I found this all very interesting because I had just studied all of the FTC guidelines for endorsements and misleading advertising. I was surprised that they took so much action in this case because usually they will only do so if the misleading words are dangerous or extremely detrimental to the consumer. Since FTC guidelines are not laws, but just that, guidelines. To me it doesn’t really seem like the slight misleading of what a device does is misleading enough for Sony to have to shell out thousands of vouchers. If anyone was to be penalized I would think that it would be the ad agency, Deutsch LA who should have to suffer the consequences, so they were the ones who made the decisions and as advertising professionals should be aware of the guidelines laid out by the FTC.

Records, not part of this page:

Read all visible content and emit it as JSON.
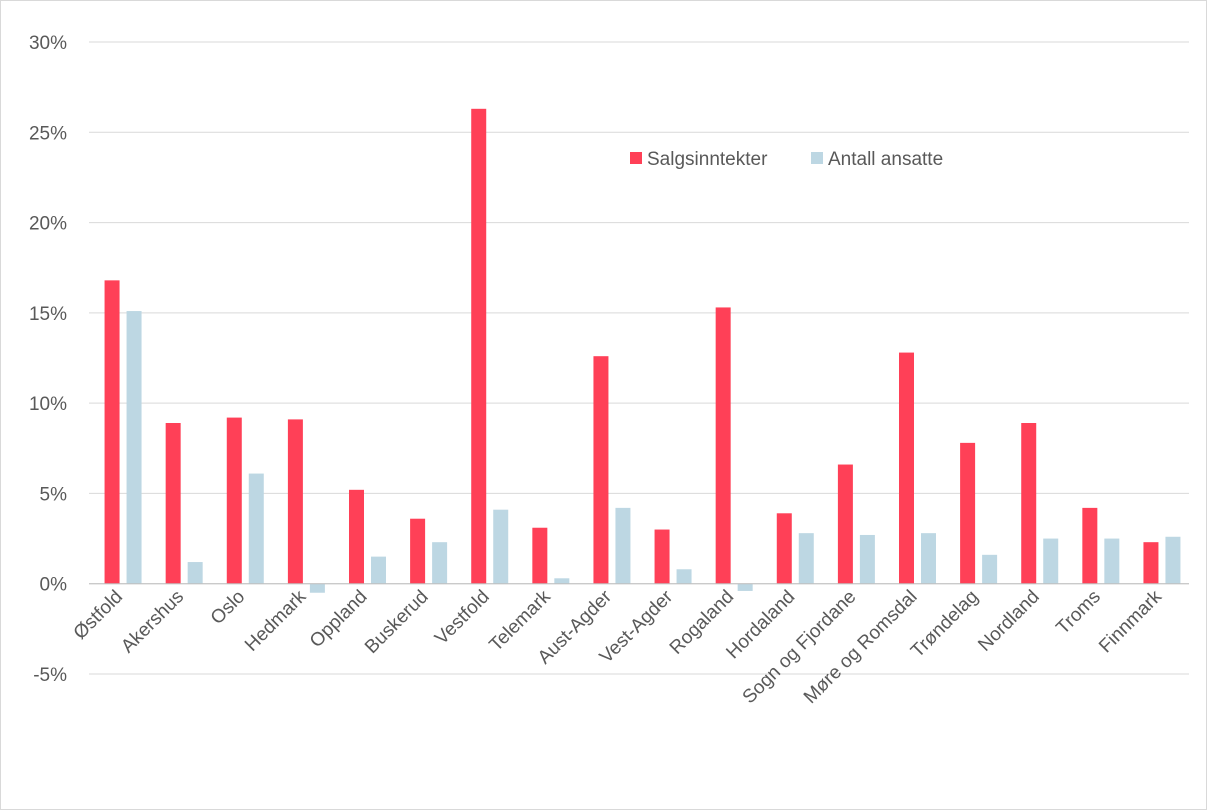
{
  "chart_data": {
    "type": "bar",
    "title": "",
    "xlabel": "",
    "ylabel": "",
    "categories": [
      "Østfold",
      "Akershus",
      "Oslo",
      "Hedmark",
      "Oppland",
      "Buskerud",
      "Vestfold",
      "Telemark",
      "Aust-Agder",
      "Vest-Agder",
      "Rogaland",
      "Hordaland",
      "Sogn og Fjordane",
      "Møre og Romsdal",
      "Trøndelag",
      "Nordland",
      "Troms",
      "Finnmark"
    ],
    "series": [
      {
        "name": "Salgsinntekter",
        "color": "#ff4057",
        "values": [
          16.8,
          8.9,
          9.2,
          9.1,
          5.2,
          3.6,
          26.3,
          3.1,
          12.6,
          3.0,
          15.3,
          3.9,
          6.6,
          12.8,
          7.8,
          8.9,
          4.2,
          2.3
        ]
      },
      {
        "name": "Antall ansatte",
        "color": "#bdd7e3",
        "values": [
          15.1,
          1.2,
          6.1,
          -0.5,
          1.5,
          2.3,
          4.1,
          0.3,
          4.2,
          0.8,
          -0.4,
          2.8,
          2.7,
          2.8,
          1.6,
          2.5,
          2.5,
          2.6
        ]
      }
    ],
    "ylim": [
      -5,
      30
    ],
    "yticks": [
      30,
      25,
      20,
      15,
      10,
      5,
      0,
      -5
    ],
    "ytick_labels": [
      "30%",
      "25%",
      "20%",
      "15%",
      "10%",
      "5%",
      "0%",
      "-5%"
    ],
    "grid": true,
    "legend": {
      "placement": "top-right, inside plot"
    }
  }
}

Another issue raised here is when is it up to the consumer to decide if advertising is simply being hyperbolic or if it is being completely true with the consumer. Sometimes I feel that consumers are patronized a bit when it comes to things being deemed “misleading”. As people that are exposed to advertising everywhere we look we are aware that the objective of these ads are to get us to buy the products, so obviously things will be exaggerated. But is it fair to penalize a company out of thousands of dollars for exaggerating the qualities of its product?

Morrison, M. (2014, November 25). FTC Says Sony, Deutsch LA Deceived Consumers | News – Advertising Age. Retrieved December 3, 2014, from http://adage.com/article/news/ftc-sony-deutsch-la-deceived-consumers/296004/

One thought on “What’s Misleading Anyway?

  1. FTC fines remind me of the huge fines I’ve seen against NBA players, coaches, and owners (the most recent example if Donald Sterling). You’re right, guidelines are not law but like any organization that tries to regulate, there needs to be a way to regulate that will hurt and therefore deter “misleading” ads, etc. I think it is fair to fine when it comes to misleads in the form of outrageous promises and claims, namely those from beauty and cosmetic brands (anti-aging creams, do they really work?). FTC crackdowns are appropriate in some cases, I believe.